1980'lerden itibaren İskoç edebiyatı, özellikle eleştirmen, şair ve öğretmen Philip Hobsbaum'un evindeki toplantılara odaklanan bir grup Glasgow yazarıyla ilişkili olarak, başka bir büyük canlanma yaşadı . Poligon Books'un editörü Peter Kravitz de harekette önemliydi . Yazar olarak öne çıkacak grubun üyeleri arasında James Kelman , Alasdair Gray , Liz Lochhead , Tom Leonard ve Aonghas MacNeacail vardı . Dahil bu hareketten doğan 1990'larda büyük, ödüllü İskoç romanlarında Irvine Welsh 'in Trainspotting (1993), Warner'ın Morvern Callar (1995), Gray Kötü şeyler (1992) ve Kelman en Nasıl Geç It oldu, nasıl Geç (1994 ).
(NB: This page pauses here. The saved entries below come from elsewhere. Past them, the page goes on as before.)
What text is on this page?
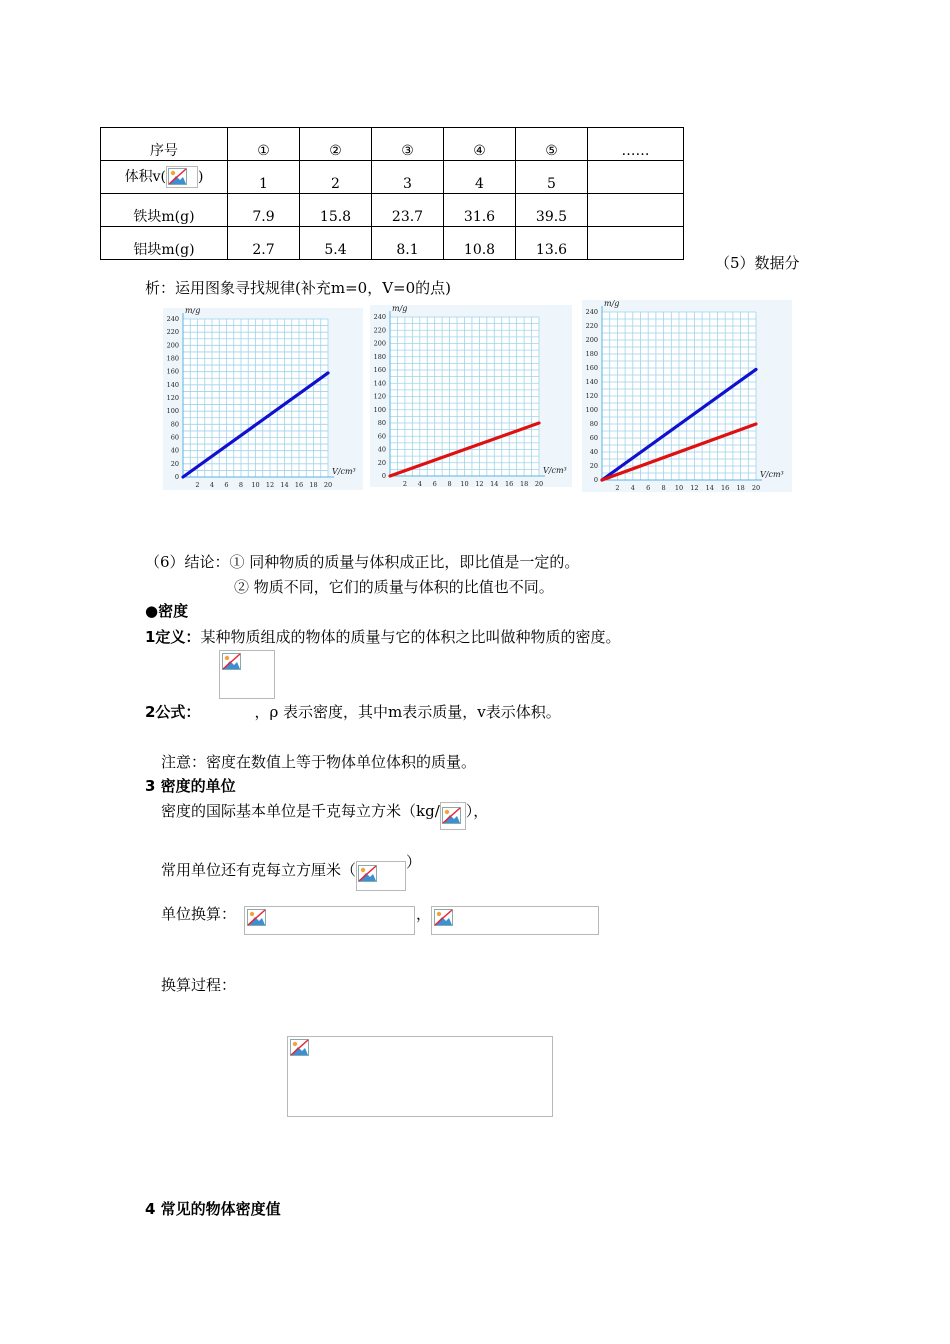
序号	①	②	③	④	⑤	……
体积v( )	1	2	3	4	5	
铁块m(g)	7.9	15.8	23.7	31.6	39.5	
铝块m(g)	2.7	5.4	8.1	10.8	13.6	
（5）数据分
析：运用图象寻找规律(补充m=0，V=0的点)
0
20
40
60
80
100
120
140
160
180
200
220
240
2 4 6 8 10 12 14 16 18 20
m/g
V/cm³	0
20
40
60
80
100
120
140
160
180
200
220
240
2 4 6 8 10 12 14 16 18 20
m/g
V/cm³
0
20
40
60
80
100
120
140
160
180
200
220
240
2 4 6 8 10 12 14 16 18 20
m/g
V/cm³
（6）结论：① 同种物质的质量与体积成正比，即比值是一定的。
② 物质不同，它们的质量与体积的比值也不同。
●密度
1定义：某种物质组成的物体的质量与它的体积之比叫做种物质的密度。
2公式：	，ρ 表示密度，其中m表示质量，v表示体积。
注意：密度在数值上等于物体单位体积的质量。
3 密度的单位
密度的国际基本单位是千克每立方米（kg/ ），
常用单位还有克每立方厘米（	）
单位换算：	，
换算过程：
4 常见的物体密度值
Bu eserler, marjinal deneyim alanlarını araştıran ve canlı yerel dil (küfürler ve İskoç lehçesi dahil) kullanan Thatcherizm'e bazen açıkça siyasi bir tepki ile bağlantılıydı . İskoç suç kurgusu, Val McDermid , Frederic Lindsay , Christopher Brookmyre , Quintin Jardine , Denise Mina ve özellikle Edinburgh'un Ian Rankin ve Müfettiş Rebus romanlarının başarısı gibi romancıların başarısıyla önemli bir büyüme alanı olmuştur . Bu dönem aynı zamanda Don Paterson , Robert Crawford , Kathleen Jamie ve Carol Ann Duffy gibi Birleşik Krallık sahnesinde önde gelen isimler haline gelen yeni nesil İskoç şairlerinin ortaya çıkmasına da tanık oldu . Glasgow doğumlu Carol Ann Duffy, Mayıs 2009'da Poet Laureate , ilk kadın, ilk İskoç ve ilk açık eşcinsel şair olarak seçildi .

Modern Sanat

David Mach 'ın Büyük Heids , Lanarkshire, çelik endüstrisinde bir haraç

Önemli savaş sonrası sanatçılar dahil Anne Redpath onun için en ünlü, (1895-1965) gündelik nesnelerin, iki boyutlu tasvirler Alan Davie caz etkilenmiştir (1920) ve Zen Budizm içine daha taşındı soyut dışavurumculuk ve heykeltıraş ve sanatçı Eduardo Pop art'ın öncüsü olan ve çeşitli bir kariyere sahip olan Paolozzi (1924–2005), fantezi ve modern dünya arasındaki yan yanalıkları inceleyen birçok eser üretti. John Bellany (1942–), esas olarak doğduğu kıyı topluluklarına odaklanan ve portre üzerine yoğunlaşan Alexander Moffat (1943–), her ikisi de "İskoç gerçekçiliği" tanımı altında gruplandırılmış, 1960'ların önde gelen İskoç entelektüelleri arasındaydı. Moffat ve Glasgow Sanat Okulu ile ilişkili sanatçılar bazen "yeni Glasgow Boys" veya "Glasgow yavruları" olarak bilinir ve Steven Campbell (1953–2007), Peter Howson (1958–), Ken Currie (1960–) içerir. ve Adrian Wisniewski (1958–). Figüratif çalışmaları çizgi roman kalitesine sahip ve toplumsal yoruma önem veriyor. 1990'lardan bu yana, ticari açıdan en başarılı sanatçı, çalışmaları genellikle figür kompozisyonundan oluşan ve en ünlü tablosu The Singing Butler (1992) ile İngiltere'de en çok satan baskı olarak anılan Jack Vettriano olmuştur . Ancak, eleştirmenlerden çok az beğeni aldı. Glasgow çıkan Çağdaş sanatçılar şunlardır Douglas Gordon ortamında çalışan (1966-), enstalasyon sanatının , Susan Philipsz ses kurulumları çalışır Richard Wright , onun girift duvar resimleri ve dikkat çeken Lucy McKenzie olan boyama olduğu (1977-), genellikle cinsel içeriklidir.